At the San Francisco Police Department, Detective Jon Nunn’s cell phone rang. It was Tony Olsen.
“Mr. Olsen. What-”
“I thought we were past that ‘Mr. Olsen’ business.”
They’d known each other for a few years now, but for some reason Jon Nunn could only think of Tony Olsen as Mr. Olsen. But he humored him now. “All right, Tony. It’s been a while. What’s up?”
“Do you remember the McFall Art Museum?”
“Of course,” Nunn said, remembering all too well the awkward hours he’d spent there like a fish out of water. Olsen had enlisted Nunn and his wife, Sarah, for a charity event at the McFall-the museum’s feeble attempt to give back to the community by establishing summer programs to keep kids likely to commit crimes off the streets. Olsen said the exposure would be great PR for Nunn’s career, and he felt safer having Nunn and a couple of other cops in attendance while inviting a shady element indoors. Sarah jumped at the chance and enjoyed every minute of it.
“Well, you know I’m on the museum’s board. Chairman in fact.” Olsen paused. “Something’s come up that I was hoping you could help me with.”
“Sure, Tony.” Nunn was thinking the theft of a valuable painting, vandalism maybe.
“It concerns Christopher Thomas, one of our curators.”
Nunn remembered the name-how could he forget with the way Thomas had ogled his wife and every other attractive woman at the fund-raiser.
“He hasn’t been seen in a week. It seems he’s gone missing.”
Recognizing the seriousness in the older man’s voice, Nunn stepped into his cubicle to help block out the ambient noise in the Violent Crimes Unit, where detectives who weren’t actively detecting were talking on their phones or bullshitting with each other.
Nunn listened as Tony Olsen described an ugly scene that had taken place between Christopher and Rosemary Thomas at a black-tie museum function a week earlier.
“According to the staff, he didn’t report to work the following day, which was understandable,” Olsen said. “Everyone in the hall had overheard the confrontation. It was believed he was embarrassed and needed some time to sort things out with Rosemary.”
“That’s the wife?”
“Yes. She’s a dear friend of mine. She also works at the museum. A valued employee, a very knowledgeable woman.”
“But they had issues.”
“Well, his affairs have been no secret,” Olsen said scornfully. “He’s not a particularly nice guy, Jon. He and I have had our differences.”

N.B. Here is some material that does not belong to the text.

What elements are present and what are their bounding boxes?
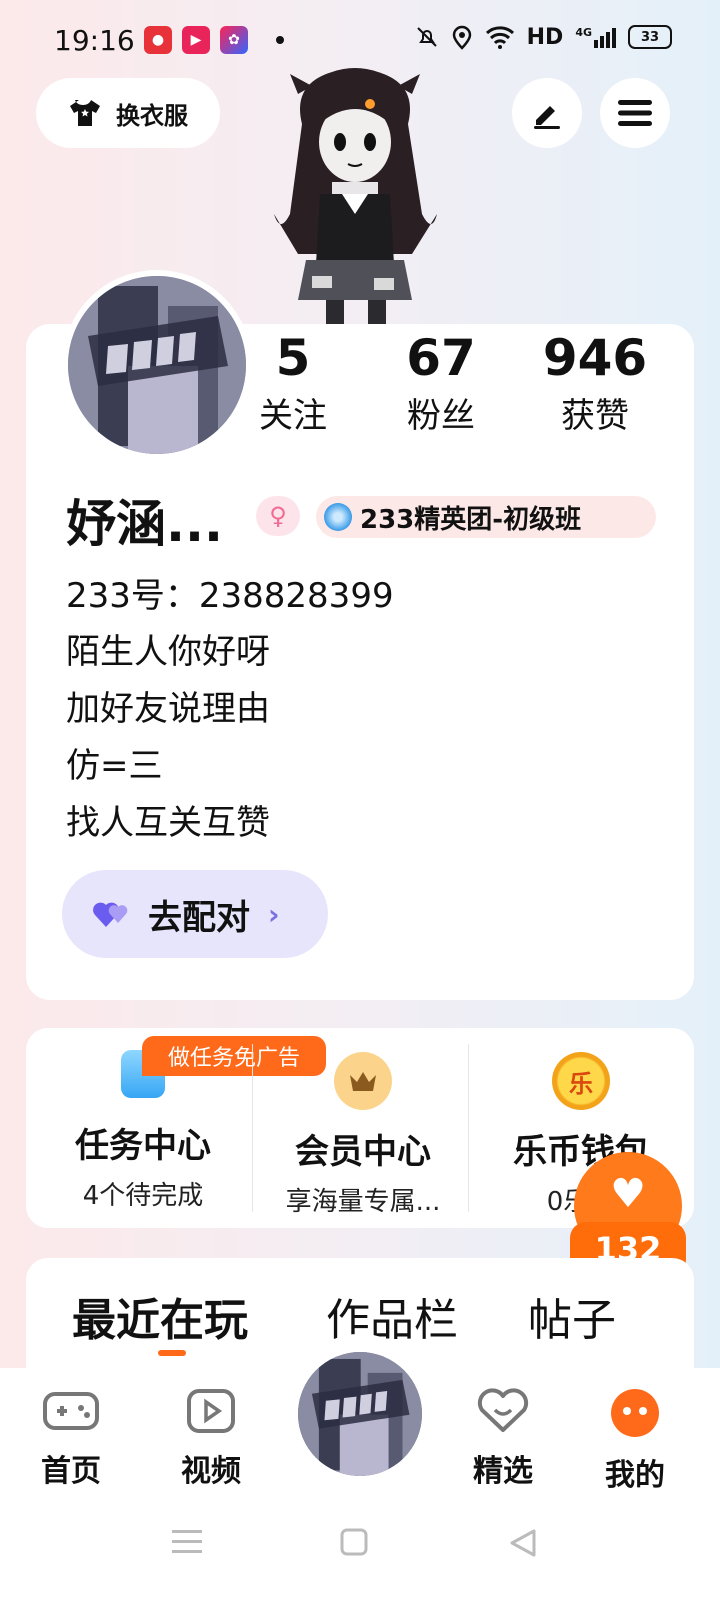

“Then why are you concerned?”
“He’s disappeared. He hasn’t been seen since that night. Rosemary had her say, then ran from the hall. Chris excused himself and followed her out. That’s the last anyone saw of him.”
Nunn thought a moment. “Has she reported him missing?”
“She’s gone to Mexico.”
“What?”
“No, it’s not what you’re thinking. She went on behalf of the museum. There’s an exhibit in Mexico City, Spanish armaments from the conquest. She oversees the Arms and Armor department of the museum, so she went to check it out.”
“Just like that?”
“She’s been in conversation with the museum down there for some time. But, yes, her decision to go seemed rather sudden, though I encouraged it. She was still very upset over what she called ‘making a fool of myself at the Pollock event.’ If you ask me, the SOB had it coming to him, and more, for a long time. I told her a few days away would do her good.”